An important question continues to stalk me. Will I affirm or deny the charge that the media were biased in their reports on both the polls and the ethnic violence occasioned by vote tallying?
It is difficult to deny it. Many newspaper reports, analyses and personal columns that I read appeared lopsided on the basis of the tribal grouping with which the one or the other party was identified.
But I cannot affirm whether this failing was subjective or merely objective. The difference is significant. Objective failings happen unconsciously. They may result simply from lack of training or experience. A reporter just may not know how to squeeze all the low-down out of a source.
But what the media are being accused of is subjectivism. The charge is that reporters or their editors deliberately omit or intrude or arrange or interpret the facts and figures in such a way as to put a person or a party at an advantage and his (its) rival at a disadvantage.
What embarrassed me, as a long-standing newspaper gate-keeper, was the suspicion – strengthened by the by-lines – that some of the culpable writers were driven by tribalism. It often looked as if a huge ethnic wedge had been driven deeply into the Press corps.
Was it by happenstance that the most unintelligent among the pro-ODM writers (especially of the letters to the editor) were Luo or Luhya or Kalenjin? Could it be fortuitous that most of their Kikuyu, Embu and Meru counterparts could not dress their pro-PNU subjectivisms in any verbal sophistication?
Although I am a fierce critic of Samuel Kivuitu, it embarrasses me because it puts me in the same moral and intellectual brackets as those who look at him and his alleged failings through purely ethnic lenses.
What I gather is that Kenya’s media houses nowadays hire only applicants with postgraduate communication training, including courses in balanced reporting, fair comment and general ethics.
This should help curb ethnic chauvinism. So how do we account for the profuse toxic tribal vitriol which our vernacular FM stations – all owned by highly educated Kenyans – poured forth just before and just after the elections? If these people call themselves journalists, what has parochialised them so appallingly?
But perhaps the suppliers of raw material – the reporters, analysts and commentators – are not to be blamed alone. Many writers worldwide complain that what they offer to their newspapers is completely different from what finally appears on a page the next morning.
EVEN IN THE LIBERAL WEST, THE REPORTER IS OFTEN nothing but the “Myrmidon of the editor.” I take the quoted words from Anthony Smith’s book The Geopolitics of Information. It refers to the Greek myth in which an army of ants served Achilles as cannon fodder during the siege of Troy.

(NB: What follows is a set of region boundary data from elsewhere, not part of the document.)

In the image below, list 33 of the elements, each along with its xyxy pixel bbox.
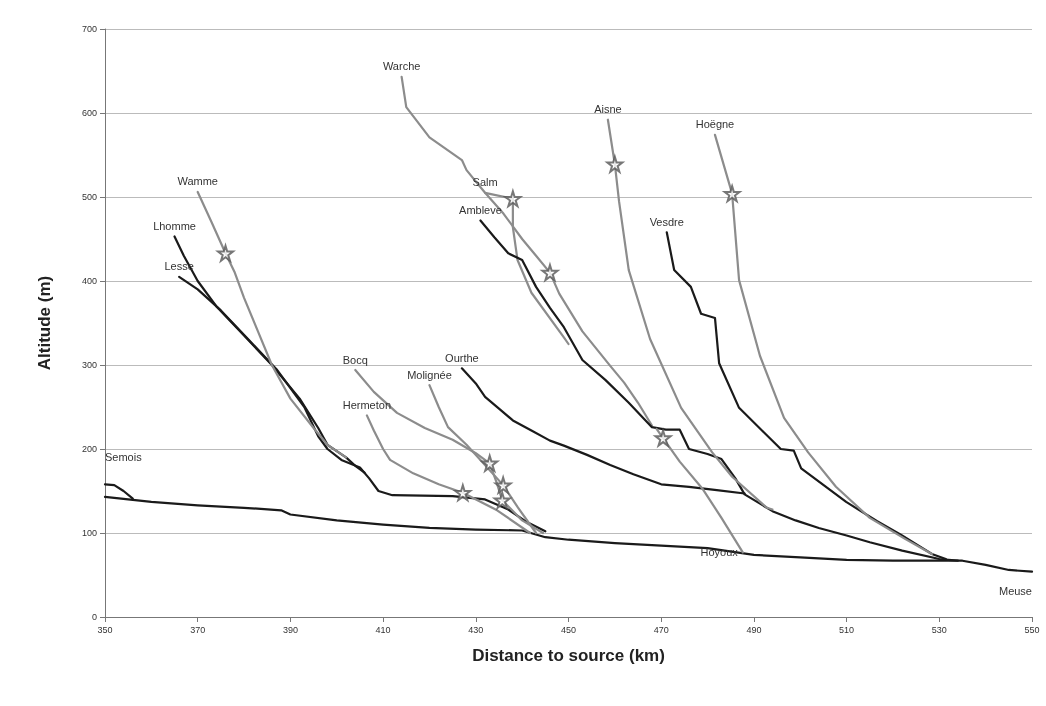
x-tick-label: 490	[746, 624, 762, 635]
y-tick-label: 300	[81, 360, 97, 370]
x-tick-label: 470	[653, 624, 669, 635]
x-tick-label: 450	[560, 624, 577, 635]
y-axis-title: Altitude (m)	[35, 275, 54, 371]
x-tick-label: 350	[97, 624, 113, 635]
y-tick-label: 700	[81, 24, 97, 34]
x-axis-title: Distance to source (km)	[472, 646, 665, 665]
series-label: Vesdre	[649, 215, 684, 228]
series-label: Warche	[382, 60, 421, 73]
series-label: Wamme	[177, 175, 218, 188]
x-tick-label: 410	[375, 624, 391, 635]
series-label: Lhomme	[153, 219, 196, 232]
y-tick-label: 600	[81, 108, 97, 118]
series-label: Ambleve	[459, 204, 502, 217]
y-tick-label: 200	[81, 444, 97, 454]
x-tick-label: 390	[282, 624, 298, 635]
series-label: Aisne	[594, 103, 622, 116]
series-label: Ourthe	[445, 351, 479, 364]
series-label: Meuse	[998, 585, 1032, 598]
series-label: Molignée	[407, 368, 452, 381]
x-tick-label: 530	[931, 624, 947, 635]
y-tick-label: 100	[81, 528, 97, 538]
y-tick-label: 400	[81, 276, 97, 286]
x-tick-label: 510	[839, 624, 855, 635]
series-label: Hoyoux	[700, 546, 739, 559]
x-tick-label: 370	[190, 624, 206, 635]
y-tick-label: 500	[81, 192, 97, 202]
x-tick-label: 430	[468, 624, 484, 635]
x-tick-label: 550	[1024, 624, 1040, 635]
series-label: Hoëgne	[695, 118, 735, 131]
y-tick-label: 0	[91, 612, 97, 622]
series-label: Bocq	[342, 353, 368, 366]
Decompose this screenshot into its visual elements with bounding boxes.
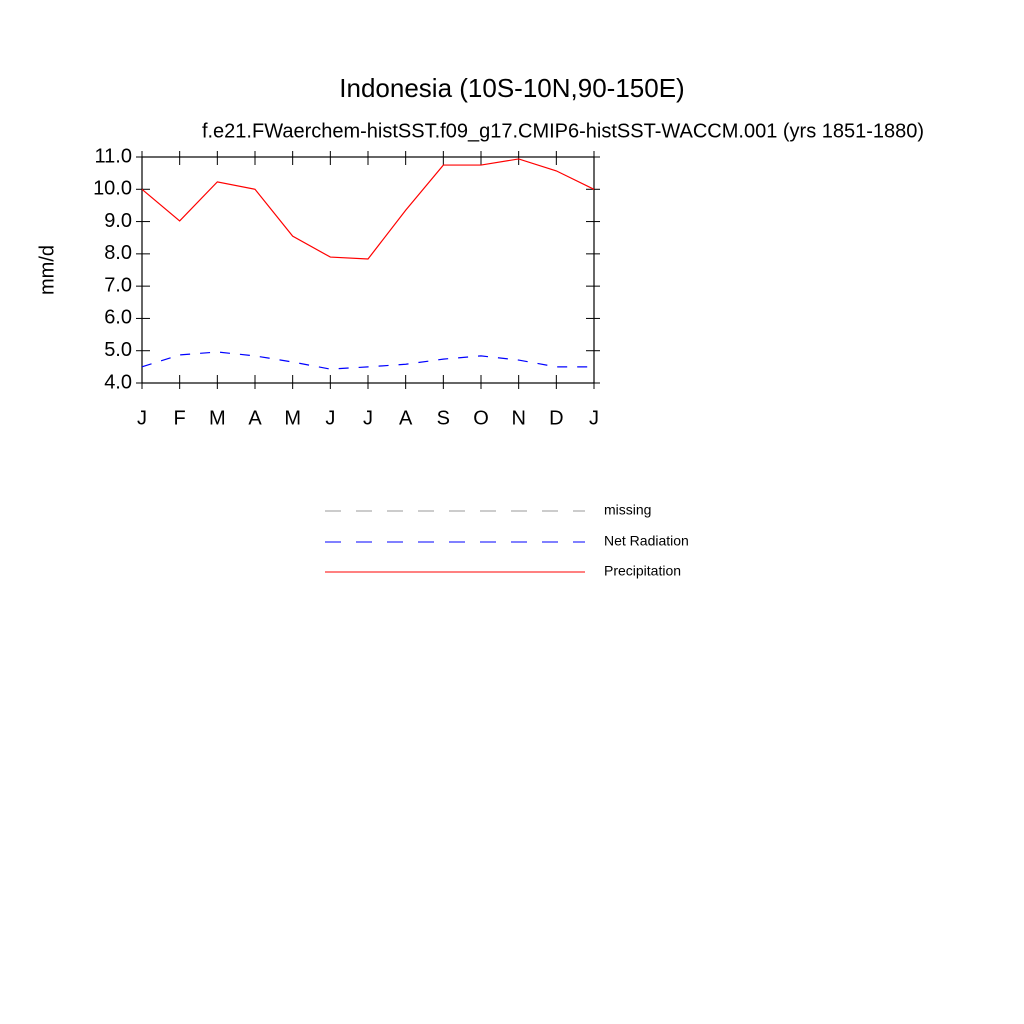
x-tick-label: J — [325, 407, 335, 429]
y-tick-label: 10.0 — [93, 178, 132, 200]
x-tick-label: M — [209, 407, 226, 429]
legend-label: Net Radiation — [604, 533, 689, 549]
x-tick-label: M — [284, 407, 301, 429]
x-tick-label: O — [473, 407, 489, 429]
y-tick-label: 7.0 — [104, 274, 132, 296]
x-tick-label: J — [589, 407, 599, 429]
x-tick-label: F — [174, 407, 186, 429]
x-tick-label: N — [511, 407, 525, 429]
y-tick-label: 9.0 — [104, 210, 132, 232]
x-tick-label: J — [363, 407, 373, 429]
x-tick-label: A — [399, 407, 413, 429]
y-tick-label: 4.0 — [104, 371, 132, 393]
y-tick-label: 5.0 — [104, 339, 132, 361]
plot-frame — [141, 156, 595, 384]
legend-label: Precipitation — [604, 563, 681, 579]
y-tick-label: 6.0 — [104, 307, 132, 329]
x-tick-label: J — [137, 407, 147, 429]
x-tick-label: A — [248, 407, 262, 429]
x-tick-label: D — [549, 407, 563, 429]
series-line — [141, 351, 594, 370]
x-tick-label: S — [437, 407, 450, 429]
series-line — [141, 158, 595, 260]
y-tick-label: 8.0 — [104, 242, 132, 264]
legend-label: missing — [604, 502, 651, 518]
chart-subtitle: f.e21.FWaerchem-histSST.f09_g17.CMIP6-hi… — [202, 120, 924, 142]
y-axis-label: mm/d — [36, 245, 58, 295]
chart-title: Indonesia (10S-10N,90-150E) — [339, 73, 684, 103]
y-tick-label: 11.0 — [95, 145, 132, 167]
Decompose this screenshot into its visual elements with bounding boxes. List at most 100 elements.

The history of journalism is full of armchair editors, chief executives and media owners who regularly deliberately corrupt reporters’ copy – such as by truncating it or injecting into it some extraneous material, including slants, etc.
John McGoff (of Panax Corporation), William Randolph Hearst of the San Francisco Chronicle), Orvil Dryfoos and Ochs Sulzberger of the New York Times, Catherine Graham of the Washington Post, Roland “Tiny” Rowland (of The Times of London), Sir James Goldsmith (of L’Express of Paris), Axel Springer (of Germany’s Die Welt) and Australia’s Rupert Murdoch of News International come readily to mind.
Henry Luce of Time magazine regularly wrote heavily into correspondents’ copy, distorting it beyond the original author’s recognition to bring it into line with the official prejudices and desires. To this corruption is added the worldwide charge that journalists are “on the take.”
The irony is that the politicians and businessmen – those who make the loudest noise about such media rot – are the only ones who can be motivated to push a few quid into a journalist’s pocket to induce him to write and print candy-coated stories about them and slanderous ones about their rivals.
If it is true, too, that Kenya’s Press responds significantly to chauvinistic ethnic urges, then our journalists have been reduced to mere caddies in a game which pits ethnic elites against ethnic elites and has long ago earned for Kenya the sobriquet “Man-Eat-Man Society”.
It would be tragic if these forms of corruption have permeated the entire Press corps like the “invisible worm” that crept into the poet’s rose garden and destroyed his pet flower (“O rose, thou art sick”). For the media have special potential to help banish corruption and tribalism from our midst.
That is why it is appropriate for the Minister for Information to name experienced media people to study the way the media contributed to the crisis which continues to threaten to destroy our country and to suggest how to extirpate the causes of these scourges once and for all.